This help desk pilot fish has the job of getting the new administrative assistant for a remote office up to speed on the company's applications -- and, of course, the standard desktop stuff.
"I got the remote screen-sharing software running, and began to cover the basics," says fish.
We're using Windows 7 and Office 2010, fish tells the admin. I assume you're familiar with both of them, right?
"Yes, I am," she says.
OK, why don't you open Outlook for me, he says, using the mouse to point out the icon that's pinned to the taskbar.
"Which icon is it?" she asks.
Fish is surprised, but he describes the icon. Once Outlook is open, he discovers that even when covering simple Outlook features like sending an email, creating a contact and setting up a calendar entry, she doesn't seem to know much about those things either.
But fish presses on.
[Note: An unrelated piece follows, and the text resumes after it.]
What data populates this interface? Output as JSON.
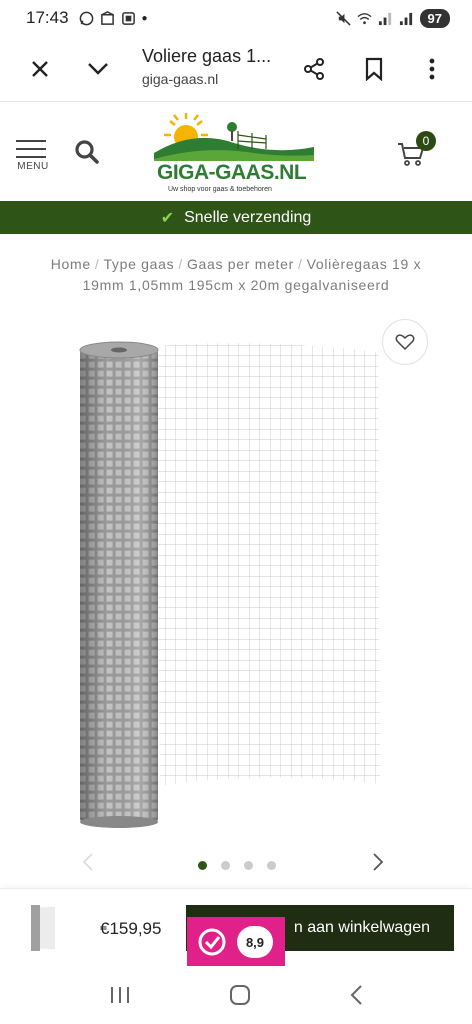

Now I need you to open Word, he says, moving the pointer to that icon.
"And which icon is that one?" she cautiously mumbles, and fish can hear her embarrassment across the phone line as he points out which one to click.
And so it goes, as they slowly work their way through the basic workings of Windows and Office, the two applications she'll be using the most in her new job -- which seem to be brand new to her.
Reports fish, "After finishing the training, we got an email that was sent to everyone in the company by the manager of the office -- the one who hired the new admin -- telling everyone about the new administrative assistant starting today, and glowingly stating how she had 12 years of experience providing administrative support and how she was going to be a great addition to the team.
"After I read that, I assumed that the basic skills she didn't have must not qualify as part of her 12 years of administrative experience -- or she got that experience before the computer age!"